The public's appetite to see shows done deliberately badly never ceases to amaze me. The West End regularly contains two shows by Mischief Theatre Company, currently The Play That Goes Wrong (also now on Broadway) and The Comedy About a Bank Robbery both of which flirt with the premise that order could collapse at any moment and a big part of the appeal of Showstoppers: the Improvised Musical is the edge of the seat danger that it could all mess up. Even Shakespeare himself revels in the comic potential of amateur actors being bad. Think of the mechanicals in A Midsummer Night's Dream or the inept masque at the end of Love's Labour's Lost.
The Sh*t Faced Shakespeare team doesn't even pretend that you'll get a quality theatrical experience at the Leicester Square Theatre. The idea is that at each performance one of the actors has got intentionally drunk, cast members take turns to down a few beers and half a bottle of spirits before the show. The rest remain sober and respond to the inebriated mess the incapacitated performer makes of their short production, edited down from one of the more popular titles.
At the present time they're massacring the bards witty and arch tragi-comedy, Much Ado About Nothing, in which two unlikely and argumentative lovers are tripped into understanding their true affection for each other whilst a more idealistic romance crumbles amidst lies and deceit. Although that doesn't really concern us here or the cheap looking scenery and costumes on display. The attraction is not poetry, imagery and a meditation on the profound mysteries of love; it's seeing how much of a fool a drunken actor is going to make of themselves in public.

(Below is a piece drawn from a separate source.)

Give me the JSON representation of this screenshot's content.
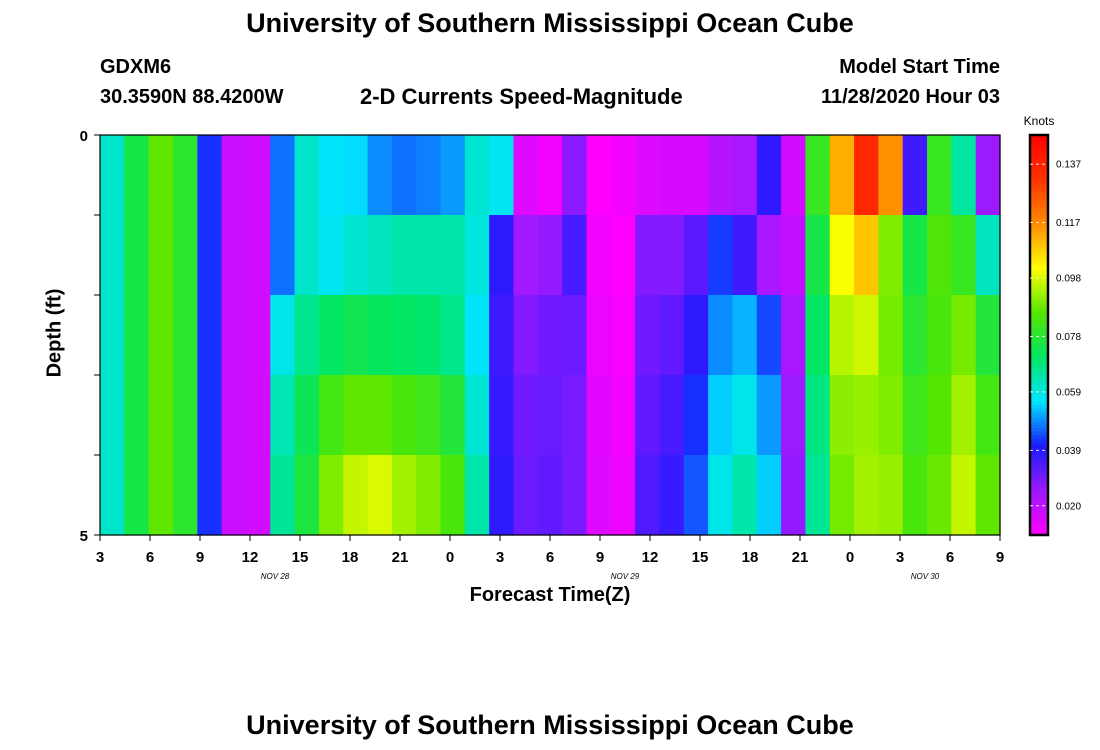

Some of the mayhem is rehearsed but a great deal of the comedy truly comes from the unpredictability of having an intoxicated cast member who's incapable of retaining the strictly rehearsed structure that's traditionally drummed into actors during rehearsals.
In describing this as I have I'm aware I sound disapproving. In fact the opposite is true. People love this show, the unpredictability of it is genuinely laugh out loud funny and perversely instead of making actors look stupid you emerge admiring the ingenuity of the sober performers who have to keep the laughs and the plot on track. It even makes you hear the Shakespeare lines afresh, which is always rewarding. I'll even admit that If you go to a lot of Shakespeare, as I do, a pissed up Much Ado About Nothing is actually a more enticing prospect than yet another traditional production trudging through the much performed masterpiece.
Incidentally some very fine actors submit themselves to this process and it's been a massive hit at The Edinburgh Festival and in previous London visits.
Highly recommended as a silly night of escapist entertainment which also might, just might, reveal some truths about the dynamics of alcohol and friendship and the stale nature of some conventional theatre.